The method of claim 6, characterized by forming ribs (18a, 18b) adjacent the strip edges (27, 27", 80) and in a center portion of the strip (12, 12') between the strip edges (27, 27", 80).
The method of claim 6, characterized in that the louvers (40, 40') have ends adjacent the unformed portions of the metal strip (12, 12') and in that after applying the further pressure to the metal strip (12, 12'), the distance between the louver ends and the folds (22') at the unformed portions is substantially equal.
The method of claim 6, characterized in that the metal strip (12, 12') has a thickness and the at least one rib (18a, 18b) has a height extending from a plane of the metal strip (12, 12'), and wherein the ratio of the height to the thickness of the metal strip (12, 12') is between about 4 and 5.

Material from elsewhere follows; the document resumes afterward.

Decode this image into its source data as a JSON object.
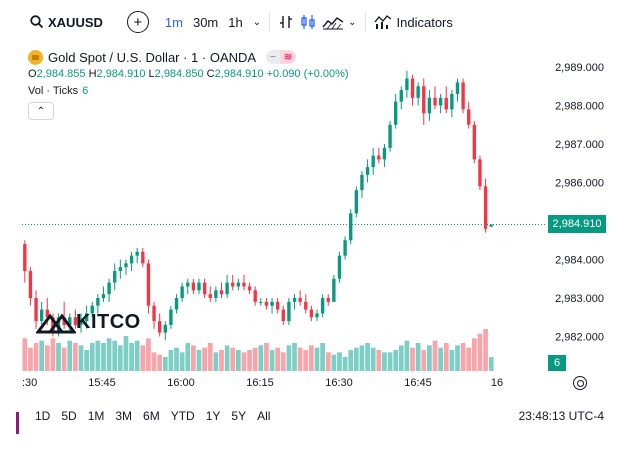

The method of claim 6, characterized in that the louvers (40, 40') are formed at an angle to a plane of the metal strip (12, 12') and the louver angle is between about 26 degrees and about 32 degrees.
The method of claim 6, characterized in that, in the flat metal strip (12, 12'), each of the opposite strip edges (27, 27", 80) is a hemmed edge comprising a double thickness of the flat metal strip (12, 12') extending a portion of the distance inward from the edges (27, 27", 80) to form a hem (88, 88").
The method of claim 11, characterized in that the hem (88, 88") extends over a portion of the rib (18a, 18b).
The method of claim 11, characterized in that the hem (88, 88") extends fully into the rib (18a, 18b) and associated louver (40, 40').